Before he joined the National Assembly, Seabi was the provincial secretary of the Limpopo ANC between February 2014 and June 2018. He was the chairperson of the Portfolio Committee on Police from September 2023 to May 2024.

==Early life and career==
Seabi was born on 21 September 1962. He rose to political prominence as a member of the African National Congress (ANC) in Limpopo.

He was appointed as the chief executive officer of the Limpopo Tourism Agency in 2012, but in October 2013 he was suspended with full pay pending an investigation into his alleged non-compliance with the Public Finance Management Act.

== ANC Provincial Secretary: 2014–2018 ==
In mid-February 2014, while still suspended from his job at the Limpopo Tourism Agency, Seabi attended the ANC's provincial elective conference at Turfloop, where he was elected as provincial secretary of the Limpopo branch of the ANC. He served under provincial chairperson Stan Mathabatha and was deputised by Makoma Makhurupetje. In his capacity as provincial secretary, he joined a 2015 political study tour to Shanghai, China, where the ANC delegation visited the Chinese Communist Party's China Executive Leadership Academy.

During his four-year term as provincial secretary, Seabi was accused on several occasions of using his administrative powers to interfere in internal elective processes. In December 2014, allegations of this kind led a group of ANC members, wearing panties on their heads, to chase Seabi out of a provincial conference of the ANC Women's League; on that occasion he was accused of manipulating the electoral process in favour of Joy Matshoge, who was standing against Maite Marutha for election as Women's League provincial chairperson.
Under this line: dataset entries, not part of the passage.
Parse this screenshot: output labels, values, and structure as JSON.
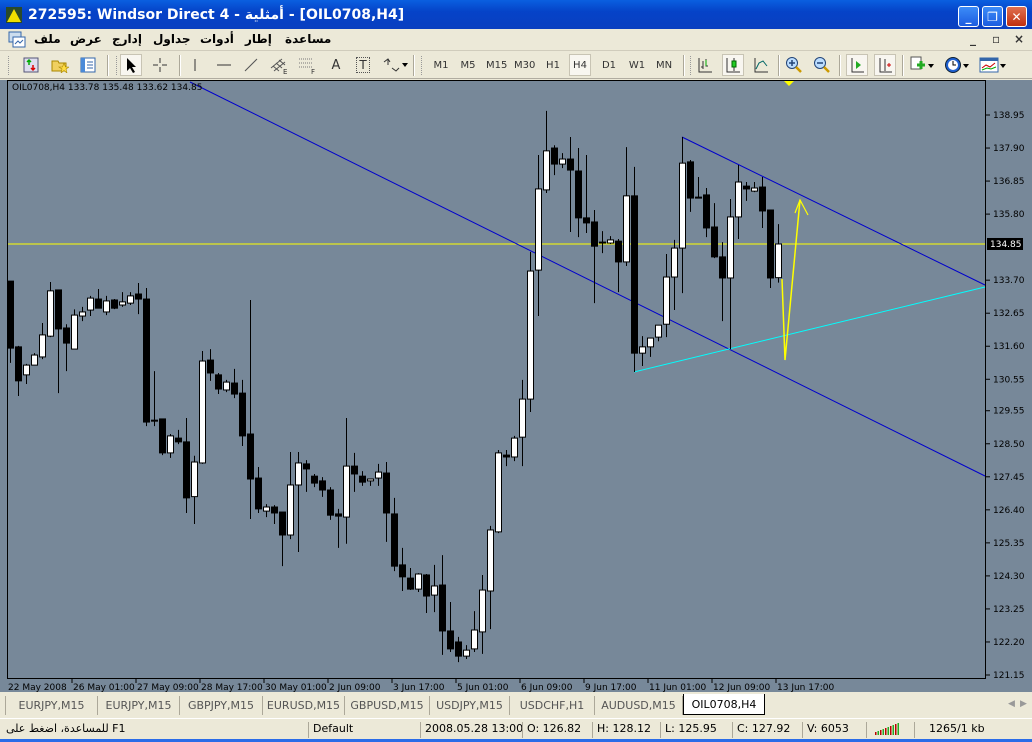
{
  "window": {
    "title": "272595: Windsor Direct 4 - أمثلية - [OIL0708,H4]",
    "buttons": [
      "minimize",
      "restore",
      "close"
    ]
  },
  "menu": {
    "items": [
      "ملف",
      "عرض",
      "إدارج",
      "جداول",
      "أدوات",
      "إطار",
      "مساعدة"
    ],
    "mdi_buttons": [
      "_",
      "▫",
      "×"
    ]
  },
  "toolbar": {
    "tools": [
      {
        "icon": "new-order-icon"
      },
      {
        "icon": "favorites-folder-icon"
      },
      {
        "icon": "navigator-icon"
      },
      {
        "icon": "cursor-arrow-icon",
        "pressed": true
      },
      {
        "icon": "crosshair-icon"
      },
      {
        "icon": "vertical-line-icon"
      },
      {
        "icon": "horizontal-line-icon"
      },
      {
        "icon": "trendline-icon"
      },
      {
        "icon": "equidistant-channel-icon",
        "label": "E"
      },
      {
        "icon": "fibonacci-icon",
        "label": "F"
      },
      {
        "icon": "text-icon",
        "label": "A"
      },
      {
        "icon": "text-label-icon",
        "label": "T"
      },
      {
        "icon": "arrows-dropdown-icon"
      }
    ],
    "timeframes": [
      "M1",
      "M5",
      "M15",
      "M30",
      "H1",
      "H4",
      "D1",
      "W1",
      "MN"
    ],
    "active_timeframe": "H4",
    "chart_tools": [
      {
        "icon": "bar-chart-icon"
      },
      {
        "icon": "candlestick-icon",
        "pressed": true
      },
      {
        "icon": "line-chart-icon"
      },
      {
        "icon": "zoom-in-icon"
      },
      {
        "icon": "zoom-out-icon"
      },
      {
        "icon": "auto-scroll-icon",
        "pressed": true
      },
      {
        "icon": "chart-shift-icon",
        "pressed": true
      },
      {
        "icon": "indicators-icon"
      },
      {
        "icon": "periods-clock-icon"
      },
      {
        "icon": "templates-icon"
      }
    ]
  },
  "chart": {
    "header": "OIL0708,H4  133.78 135.48 133.62 134.85",
    "current_price_label": "134.85",
    "colors": {
      "background": "#778899",
      "bull_body": "#FFFFFF",
      "bear_body": "#000000",
      "trendlines": "#0000CC",
      "support": "#00FFFF",
      "price_line": "#FFFF00",
      "arrow": "#FFFF00"
    }
  },
  "chart_data": {
    "type": "candlestick",
    "symbol": "OIL0708",
    "timeframe": "H4",
    "ylim": [
      121.15,
      138.95
    ],
    "y_ticks": [
      "138.95",
      "137.90",
      "136.85",
      "135.80",
      "133.70",
      "132.65",
      "131.60",
      "130.55",
      "129.55",
      "128.50",
      "127.45",
      "126.40",
      "125.35",
      "124.30",
      "123.25",
      "122.20",
      "121.15"
    ],
    "x_ticks": [
      "22 May 2008",
      "26 May 01:00",
      "27 May 09:00",
      "28 May 17:00",
      "30 May 01:00",
      "2 Jun 09:00",
      "3 Jun 17:00",
      "5 Jun 01:00",
      "6 Jun 09:00",
      "9 Jun 17:00",
      "11 Jun 01:00",
      "12 Jun 09:00",
      "13 Jun 17:00"
    ],
    "ohlc": [
      [
        133.67,
        133.67,
        131.07,
        131.54
      ],
      [
        131.58,
        131.61,
        130.02,
        130.5
      ],
      [
        130.69,
        131.04,
        130.4,
        131.0
      ],
      [
        131.0,
        131.38,
        131.0,
        131.32
      ],
      [
        131.26,
        132.34,
        131.19,
        131.96
      ],
      [
        131.92,
        133.64,
        131.89,
        133.36
      ],
      [
        133.39,
        133.39,
        130.11,
        132.15
      ],
      [
        132.18,
        132.3,
        130.81,
        131.7
      ],
      [
        131.51,
        132.77,
        131.51,
        132.59
      ],
      [
        132.56,
        132.85,
        132.4,
        132.69
      ],
      [
        132.75,
        133.2,
        132.56,
        133.13
      ],
      [
        133.1,
        133.42,
        132.81,
        132.81
      ],
      [
        132.69,
        133.2,
        132.59,
        133.04
      ],
      [
        133.07,
        133.1,
        132.78,
        132.81
      ],
      [
        132.91,
        133.32,
        132.85,
        133.01
      ],
      [
        132.97,
        133.32,
        132.91,
        133.2
      ],
      [
        133.26,
        133.61,
        132.62,
        133.1
      ],
      [
        133.1,
        133.45,
        129.06,
        129.19
      ],
      [
        129.25,
        130.81,
        129.06,
        129.25
      ],
      [
        129.29,
        129.29,
        128.14,
        128.21
      ],
      [
        128.21,
        128.81,
        128.05,
        128.75
      ],
      [
        128.68,
        128.94,
        128.49,
        128.56
      ],
      [
        128.56,
        129.32,
        126.3,
        126.78
      ],
      [
        126.82,
        128.12,
        125.95,
        127.92
      ],
      [
        127.89,
        131.45,
        127.86,
        131.13
      ],
      [
        131.16,
        131.51,
        130.5,
        130.75
      ],
      [
        130.69,
        130.75,
        130.08,
        130.24
      ],
      [
        130.21,
        130.53,
        130.14,
        130.46
      ],
      [
        130.43,
        130.88,
        129.95,
        130.08
      ],
      [
        130.11,
        130.53,
        128.43,
        128.75
      ],
      [
        128.81,
        133.07,
        126.11,
        127.38
      ],
      [
        127.41,
        127.76,
        126.3,
        126.43
      ],
      [
        126.36,
        126.58,
        126.17,
        126.49
      ],
      [
        126.49,
        126.55,
        125.95,
        126.3
      ],
      [
        126.33,
        126.33,
        124.61,
        125.6
      ],
      [
        125.6,
        128.24,
        125.47,
        127.19
      ],
      [
        127.19,
        128.24,
        125.06,
        127.89
      ],
      [
        127.86,
        127.98,
        126.97,
        127.7
      ],
      [
        127.47,
        127.54,
        127.12,
        127.25
      ],
      [
        127.32,
        127.44,
        126.81,
        127.03
      ],
      [
        127.03,
        127.12,
        126.08,
        126.23
      ],
      [
        126.27,
        126.43,
        125.19,
        126.2
      ],
      [
        126.17,
        129.32,
        125.32,
        127.79
      ],
      [
        127.79,
        128.21,
        126.97,
        127.54
      ],
      [
        127.47,
        127.63,
        127.16,
        127.28
      ],
      [
        127.32,
        127.38,
        127.16,
        127.38
      ],
      [
        127.41,
        127.86,
        127.16,
        127.6
      ],
      [
        127.57,
        127.92,
        125.38,
        126.3
      ],
      [
        126.27,
        126.78,
        124.45,
        124.61
      ],
      [
        124.65,
        125.19,
        123.82,
        124.27
      ],
      [
        124.23,
        124.55,
        123.85,
        123.88
      ],
      [
        123.88,
        124.39,
        123.79,
        124.36
      ],
      [
        124.33,
        124.36,
        123.12,
        123.66
      ],
      [
        123.69,
        124.65,
        123.15,
        123.98
      ],
      [
        124.01,
        124.96,
        121.79,
        122.55
      ],
      [
        122.55,
        123.47,
        121.88,
        121.98
      ],
      [
        122.2,
        122.36,
        121.56,
        121.75
      ],
      [
        121.75,
        122.1,
        121.66,
        121.94
      ],
      [
        121.98,
        123.18,
        121.88,
        122.58
      ],
      [
        122.52,
        124.33,
        121.82,
        123.85
      ],
      [
        123.82,
        125.89,
        122.61,
        125.76
      ],
      [
        125.7,
        128.3,
        125.66,
        128.21
      ],
      [
        128.14,
        128.3,
        127.79,
        128.08
      ],
      [
        128.08,
        128.75,
        127.95,
        128.68
      ],
      [
        128.71,
        130.53,
        127.79,
        129.92
      ],
      [
        129.92,
        134.6,
        129.51,
        133.99
      ],
      [
        134.02,
        137.68,
        132.56,
        136.6
      ],
      [
        136.57,
        139.08,
        136.47,
        137.81
      ],
      [
        137.9,
        137.99,
        137.04,
        137.39
      ],
      [
        137.39,
        137.74,
        137.26,
        137.55
      ],
      [
        137.55,
        138.25,
        135.23,
        137.2
      ],
      [
        137.17,
        137.9,
        135.07,
        135.68
      ],
      [
        135.68,
        137.68,
        135.2,
        135.52
      ],
      [
        135.55,
        135.93,
        132.97,
        134.78
      ],
      [
        134.91,
        135.26,
        134.56,
        134.91
      ],
      [
        134.88,
        135.1,
        134.85,
        134.98
      ],
      [
        134.94,
        135.01,
        133.32,
        134.28
      ],
      [
        134.28,
        137.93,
        134.15,
        136.38
      ],
      [
        136.38,
        137.3,
        130.78,
        131.38
      ],
      [
        131.38,
        131.92,
        130.97,
        131.58
      ],
      [
        131.58,
        131.86,
        131.26,
        131.86
      ],
      [
        131.89,
        132.27,
        131.76,
        132.27
      ],
      [
        132.3,
        134.53,
        131.89,
        133.8
      ],
      [
        133.8,
        134.98,
        132.75,
        134.72
      ],
      [
        134.72,
        138.25,
        133.29,
        137.42
      ],
      [
        137.46,
        137.52,
        135.87,
        136.31
      ],
      [
        136.34,
        136.98,
        136.34,
        136.34
      ],
      [
        136.41,
        136.63,
        135.07,
        135.36
      ],
      [
        135.39,
        136.15,
        134.4,
        134.44
      ],
      [
        134.44,
        134.91,
        132.4,
        133.77
      ],
      [
        133.77,
        136.28,
        131.51,
        135.71
      ],
      [
        135.71,
        137.36,
        135.01,
        136.82
      ],
      [
        136.69,
        136.82,
        136.22,
        136.6
      ],
      [
        136.53,
        136.82,
        136.5,
        136.63
      ],
      [
        136.66,
        136.98,
        135.36,
        135.9
      ],
      [
        135.93,
        135.93,
        133.45,
        133.77
      ],
      [
        133.78,
        135.48,
        133.62,
        134.85
      ]
    ],
    "price_line": 134.85,
    "grid": false
  },
  "tabs": {
    "items": [
      "EURJPY,M15",
      "EURJPY,M15",
      "GBPJPY,M15",
      "EURUSD,M15",
      "GBPUSD,M15",
      "USDJPY,M15",
      "USDCHF,H1",
      "AUDUSD,M15",
      "OIL0708,H4"
    ],
    "active": "OIL0708,H4"
  },
  "status": {
    "help": "للمساعدة، اضغط على F1",
    "profile": "Default",
    "datetime": "2008.05.28 13:00",
    "open": "O: 126.82",
    "high": "H: 128.12",
    "low": "L: 125.95",
    "close": "C: 127.92",
    "volume": "V: 6053",
    "traffic": "1265/1 kb"
  }
}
In November 2016, ANC members protested outside Seabi's office in connection with an upcoming election for the regional ANC leadership in Waterberg.

Seabi was viewed of a strong political supporter both of Jacob Zuma and of Nkosazana Dlamini-Zuma. Ahead of the ANC's 54th National Conference in December 2017, he was accused of manipulating processes to favour Dlamini-Zuma's presidential bid, including by rigging votes that should in fact have gone to Dlamini-Zuma's opponent, Cyril Ramaphosa. These allegations led the provincial leadership of the Congress of South African Trade Unions to call for Seabi's suspension and an investigation.

Meanwhile, the provincial party was preparing for its own elective conference, and Seabi had long been expected to lead a challenge to incumbent provincial chairperson Stan Mathabatha. As the provincial conference approached, he was reported to be standing for election as provincial treasurer. However, when the conference was held in Polokwane in June 2018, Seabi was not elected to a top leadership position, nor even elected as an ordinary member of the Provincial Executive Committee; he was succeeded as provincial secretary by Soviet Lekganyane.

== National Assembly: 2018–present ==
On 30 July 2018, Seabi was sworn in to an ANC seat in the National Assembly, the lower house of the South African Parliament. He filled the casual vacancy caused by Winnie Madikizela-Mandela's death. For the remainder of the Fifth Parliament, Seabi was a member of the Portfolio Committee on Transport.

In the May 2019 general election, he was elected to a full term in his seat, now as a member of the Limpopo caucus of the National Assembly. After the election, the ANC announced that it would appoint Seabi as its whip in the new Portfolio Committee on Sports, Arts and Culture, chaired by Beauty Dlulane. In late August 2021, he was transferred from the sport committee to the Portfolio Committee on Police, where he also served as ANC whip. The committee's chairperson, Tina Joemat-Pettersson, died in June 2023, and on 6 September 2023 he was formally elected to replace her as chairperson.

In the next general election in May 2024, Seabi was re-elected to his seat in the National Assembly, ranked 14th on the ANC's party list for Limpopo.